A parlarne si commuove, il dolore è ancora vivo…

Sì, una tale tragedia non si dimentica. Quando il giorno dopo l’esondazione andai sul costone dove si vede giù la valle del Piave, e in particolare il paese di Longarone, provai un dolore immenso nel pensare alle centinaia di persone che conoscevo e ai miei compagni di scuola e agli insegnanti con cui ero assieme poche ore prima. Ricordo poi in particolare un giovane di 25 anni che la sera prima al bar del paese stava raccontando ai suoi coetanei che il prete voleva andasse a fare quattro chiacchiere da lui. Essendo però di turno alle 5 di mattina al cantiere della diga, disse che preferiva andare subito al dormitorio del cantiere. I suoi resti non furono trovati, così come quelli di quasi tutte le 40 persone che morirono del mio paese. Vedere chi conoscevo da anni sparire così è stato un dolore indescrivibile: mi ha sconvolto la mente e mi ha creato uno squilibrio che mi ha quasi portato vicino alla pazzia. Ancora oggi a parlarne mi viene il nodo in gola. Mi sono salvato forse per un pelo. Queste cose qui non sono mai state riconosciute, nessuno è mai venuto a dirci “vi abbiamo fatto un danno enorme, perdonateci”, oppure “scusate”».

Lei è uno dei pochi sopravvissuti, il tragico evento ha condizionato in parte la sua vita?

«Si. In un certo senso l’ha condizionata. Le autorità per decenni hanno creato una bolla di oblio per quello che è stato il disastro del Vajont. Dicevano che era stato un evento naturale e imprevedibile di cui le persone non avevano colpa e per cui non c’era nulla da rivendicare. In realtà non era così e lo abbiamo capito dopo, in particolare quando Paolini nel ‘97 ha fatto quel monologo che tutti consociamo con cui ha ridato luce e verità alla storia del Vajont. Nei decenni successivi, dopo aver fatto l’Istituto Tecnico a Belluno, sono diventato perito elettronico. Questo per quasi 40 anni mi ha portato in giro per il mondo, passando dalle coste dell’Oceano Pacifico agli alti paini dell’Iran, fino a Russia e Nord Africa, occupandomi di grandi costruzioni come impianti di raffinerie di petrolio, siderurgici, centrali termoelettriche e nucleari.

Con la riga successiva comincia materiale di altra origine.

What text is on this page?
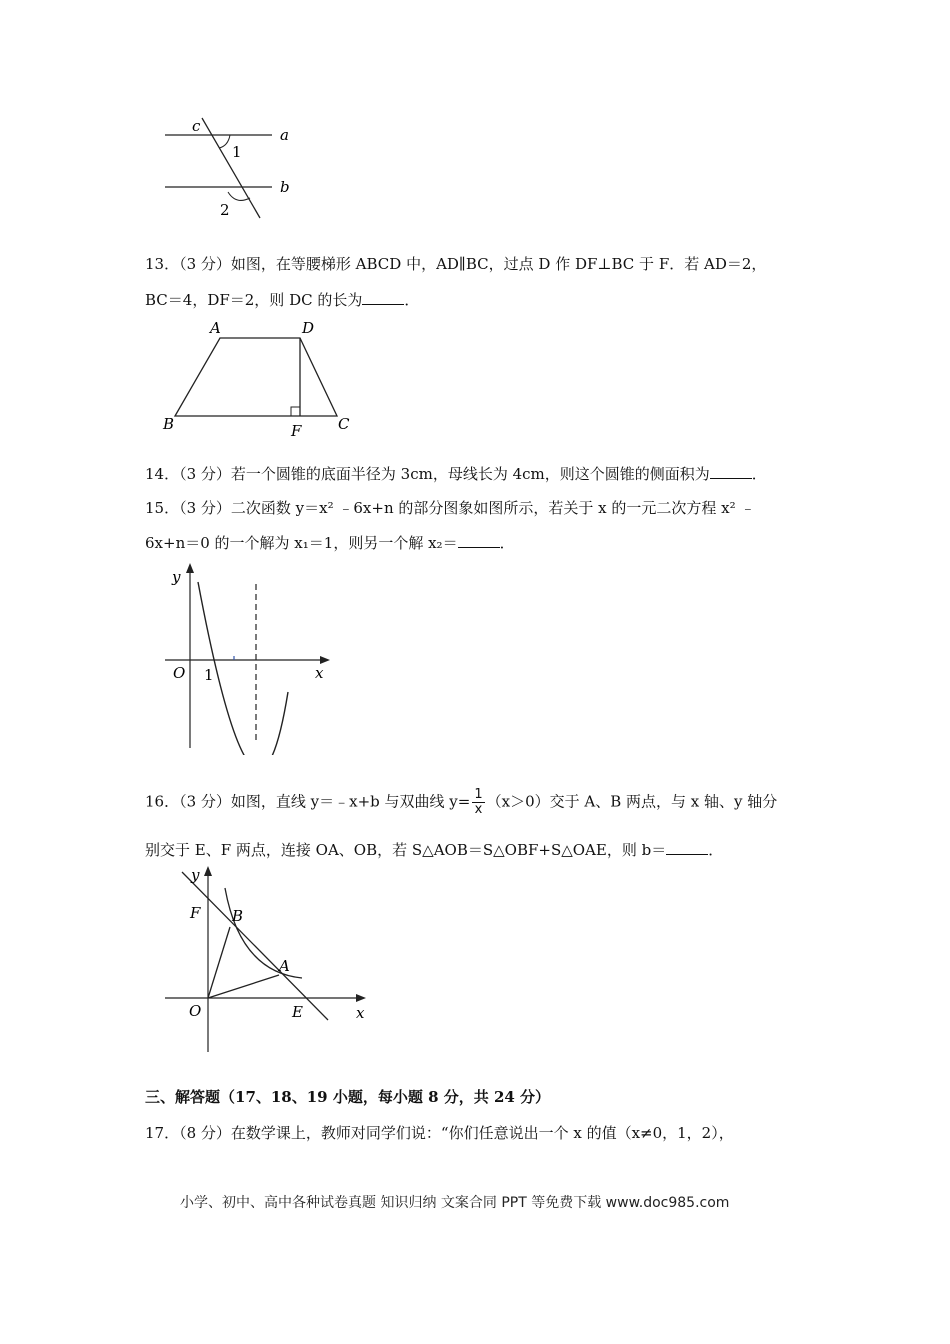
c	a
b
1
2
13．（3 分）如图，在等腰梯形 ABCD 中，AD∥BC，过点 D 作 DF⊥BC 于 F．若 AD＝2，
BC＝4，DF＝2，则 DC 的长为	．
A	D
B	F C
14．（3 分）若一个圆锥的底面半径为 3cm，母线长为 4cm，则这个圆锥的侧面积为	．
15．（3 分）二次函数 y＝x² ﹣6x+n 的部分图象如图所示，若关于 x 的一元二次方程 x² ﹣
6x+n＝0 的一个解为 x₁＝1，则另一个解 x₂＝	．
y
x
O 1
16．（3 分）如图，直线 y＝﹣x+b 与双曲线 $y= \frac{1}{x} (x>0)$交于 A、B 两点，与 x 轴、y 轴分
别交于 E、F 两点，连接 OA、OB，若 S△AOB＝S△OBF+S△OAE，则 b＝	．
y
F B
A
O	E	x
三、解答题（17、18、19 小题，每小题 8 分，共 24 分）
17．（8 分）在数学课上，教师对同学们说：“你们任意说出一个 x 的值（x≠0，1，2），
小学、初中、高中各种试卷真题 知识归纳 文案合同 PPT 等免费下载 www.doc985.com
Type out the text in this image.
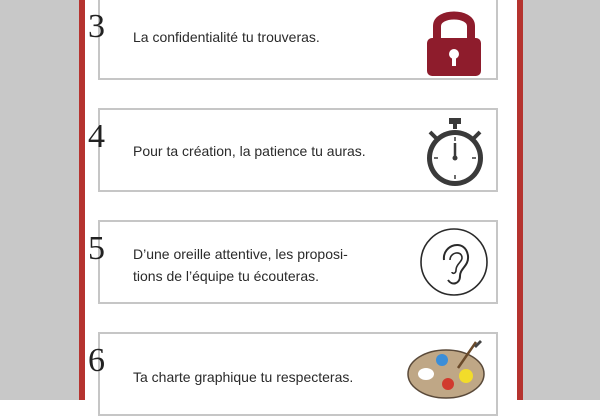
3	La confidentialité tu trouveras.
4	Pour ta création, la patience tu auras.
5	D’une oreille attentive, les proposi-
tions de l’équipe tu écouteras.
6	Ta charte graphique tu respecteras.
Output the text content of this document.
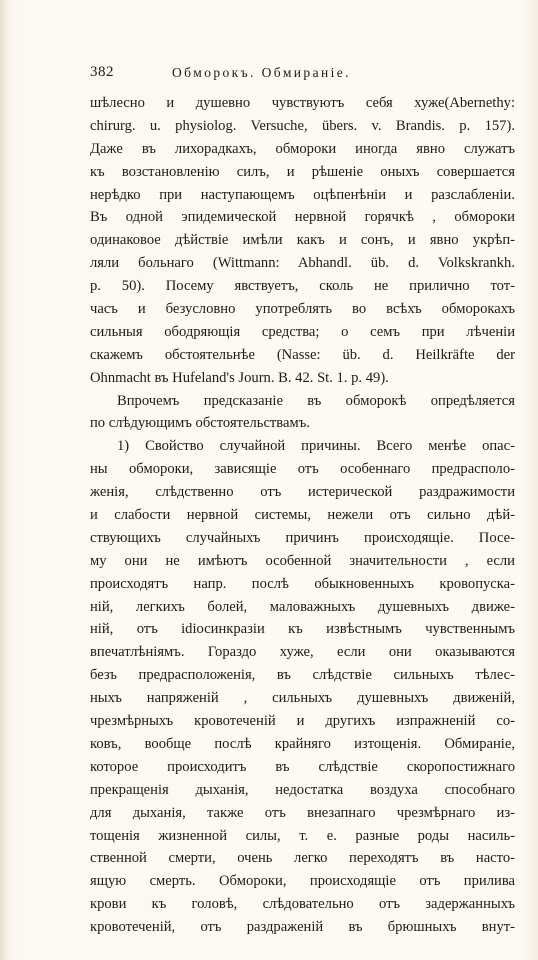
382	Обморокъ. Обмираніе.
шѣлесно и душевно чувствуютъ себя хуже(Abernethy:
chirurg. u. physiolog. Versuche, übers. v. Brandis. p. 157).
Даже въ лихорадкахъ, обмороки иногда явно служатъ
къ возстановленію силъ, и рѣшеніе оныхъ совершается
нерѣдко при наступающемъ оцѣпенѣніи и разслабленіи.
Въ одной эпидемической нервной горячкѣ , обмороки
одинаковое дѣйствіе имѣли какъ и сонъ, и явно укрѣп-
ляли больнаго (Wittmann: Abhandl. üb. d. Volkskrankh.
p. 50). Посему явствуетъ, сколь не прилично тот-
часъ и безусловно употреблять во всѣхъ обморокахъ
сильныя ободряющія средства; о семъ при лѣченіи
скажемъ обстоятельнѣе (Nasse: üb. d. Heilkräfte der
Ohnmacht въ Hufeland's Journ. B. 42. St. 1. p. 49).
Впрочемъ предсказаніе въ обморокѣ опредѣляется
по слѣдующимъ обстоятельствамъ.
1) Свойство случайной причины. Всего менѣе опас-
ны обмороки, зависящіе отъ особеннаго предрасполо-
женія, слѣдственно отъ истерической раздражимости
и слабости нервной системы, нежели отъ сильно дѣй-
ствующихъ случайныхъ причинъ происходящіе. Посе-
му они не имѣютъ особенной значительности , если
происходятъ напр. послѣ обыкновенныхъ кровопуска-
ній, легкихъ болей, маловажныхъ душевныхъ движе-
ній, отъ idіосинкразіи къ извѣстнымъ чувственнымъ
впечатлѣніямъ. Гораздо хуже, если они оказываются
безъ предрасположенія, въ слѣдствіе сильныхъ тѣлес-
ныхъ напряженій , сильныхъ душевныхъ движеній,
чрезмѣрныхъ кровотеченій и другихъ изпражненій со-
ковъ, вообще послѣ крайняго изтощенія. Обмираніе,
которое происходитъ въ слѣдствіе скоропостижнаго
прекращенія дыханія, недостатка воздуха способнаго
для дыханія, также отъ внезапнаго чрезмѣрнаго из-
тощенія жизненной силы, т. е. разные роды насиль-
ственной смерти, очень легко переходятъ въ насто-
ящую смерть. Обмороки, происходящіе отъ прилива
крови къ головѣ, слѣдовательно отъ задержанныхъ
кровотеченій, отъ раздраженій въ брюшныхъ внут-
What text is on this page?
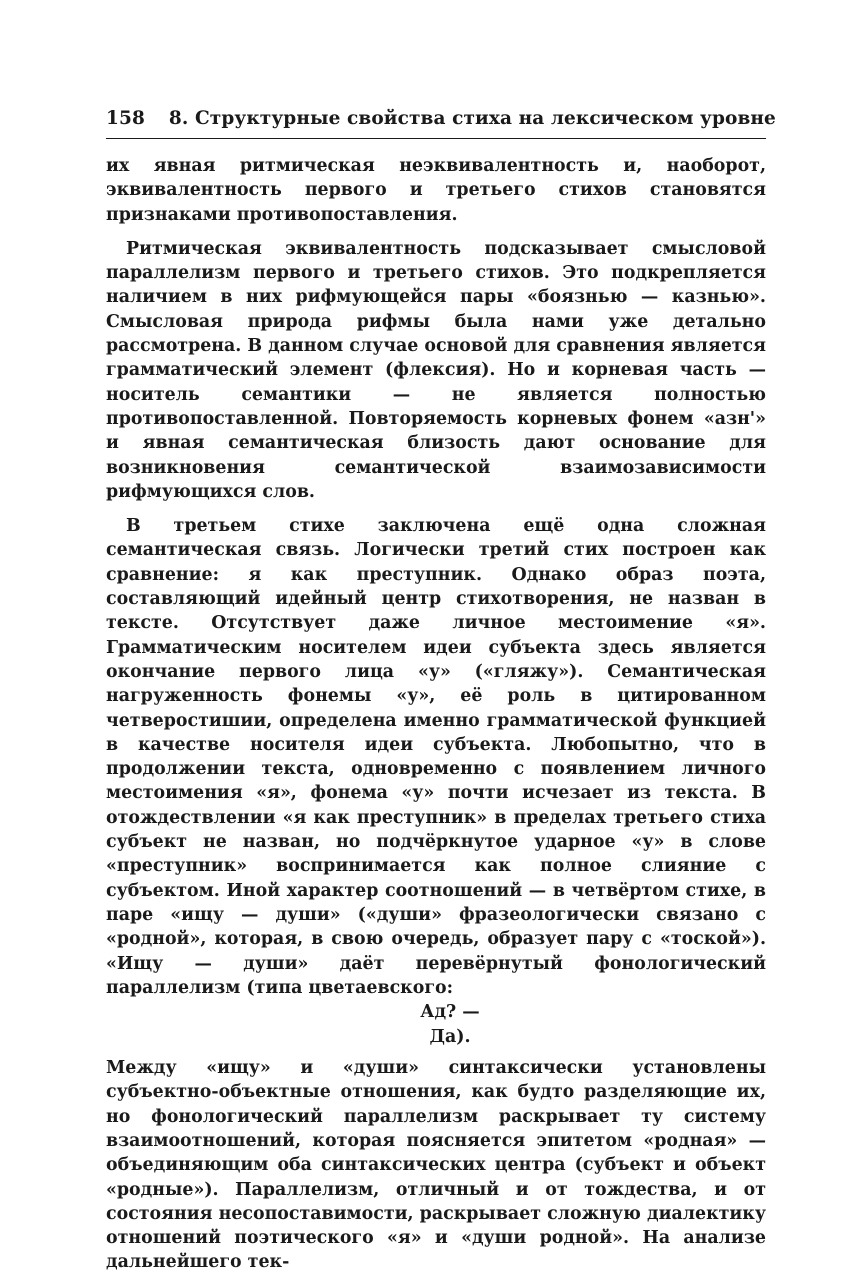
158 8. Структурные свойства стиха на лексическом уровне

их явная ритмическая неэквивалентность и, наоборот, эквивалентность первого и третьего стихов становятся признаками противопоставления.

Ритмическая эквивалентность подсказывает смысловой параллелизм первого и третьего стихов. Это подкрепляется наличием в них рифмующейся пары «боязнью — казнью». Смысловая природа рифмы была нами уже детально рассмотрена. В данном случае основой для сравнения является грамматический элемент (флексия). Но и корневая часть — носитель семантики — не является полностью противопоставленной. Повторяемость корневых фонем «азн'» и явная семантическая близость дают основание для возникновения семантической взаимозависимости рифмующихся слов.

В третьем стихе заключена ещё одна сложная семантическая связь. Логически третий стих построен как сравнение: я как преступник. Однако образ поэта, составляющий идейный центр стихотворения, не назван в тексте. Отсутствует даже личное местоимение «я». Грамматическим носителем идеи субъекта здесь является окончание первого лица «у» («гляжу»). Семантическая нагруженность фонемы «у», её роль в цитированном четверостишии, определена именно грамматической функцией в качестве носителя идеи субъекта. Любопытно, что в продолжении текста, одновременно с появлением личного местоимения «я», фонема «у» почти исчезает из текста. В отождествлении «я как преступник» в пределах третьего стиха субъект не назван, но подчёркнутое ударное «у» в слове «преступник» воспринимается как полное слияние с субъектом. Иной характер соотношений — в четвёртом стихе, в паре «ищу — души» («души» фразеологически связано с «родной», которая, в свою очередь, образует пару с «тоской»). «Ищу — души» даёт перевёрнутый фонологический параллелизм (типа цветаевского:

Ад? —
Да).

Между «ищу» и «души» синтаксически установлены субъектно-объектные отношения, как будто разделяющие их, но фонологический параллелизм раскрывает ту систему взаимоотношений, которая поясняется эпитетом «родная» — объединяющим оба синтаксических центра (субъект и объект «родные»). Параллелизм, отличный и от тождества, и от состояния несопоставимости, раскрывает сложную диалектику отношений поэтического «я» и «души родной». На анализе дальнейшего тек-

Per anni però ogni volta mi vergognavo a dire che ero un siperstite del Vajont. Questo perché le persone mi guardavano come se volessi da loro qualcosa, e questo era terribile. Non è rimasta però rabbia, più che altro delusione che non sia stata fatta giustizia nel modo giusto. Con il territorio abbiamo fato pace, sono i luoghi dove siamo nati e ci sentiamo in armonia, anche se sono sconvolti e cambiati. Nonostante poi ci avessero sfollati da Casso, con la nostra tenacia insieme ad altri abitanti, siamo tornati per ricostruire le nostre case».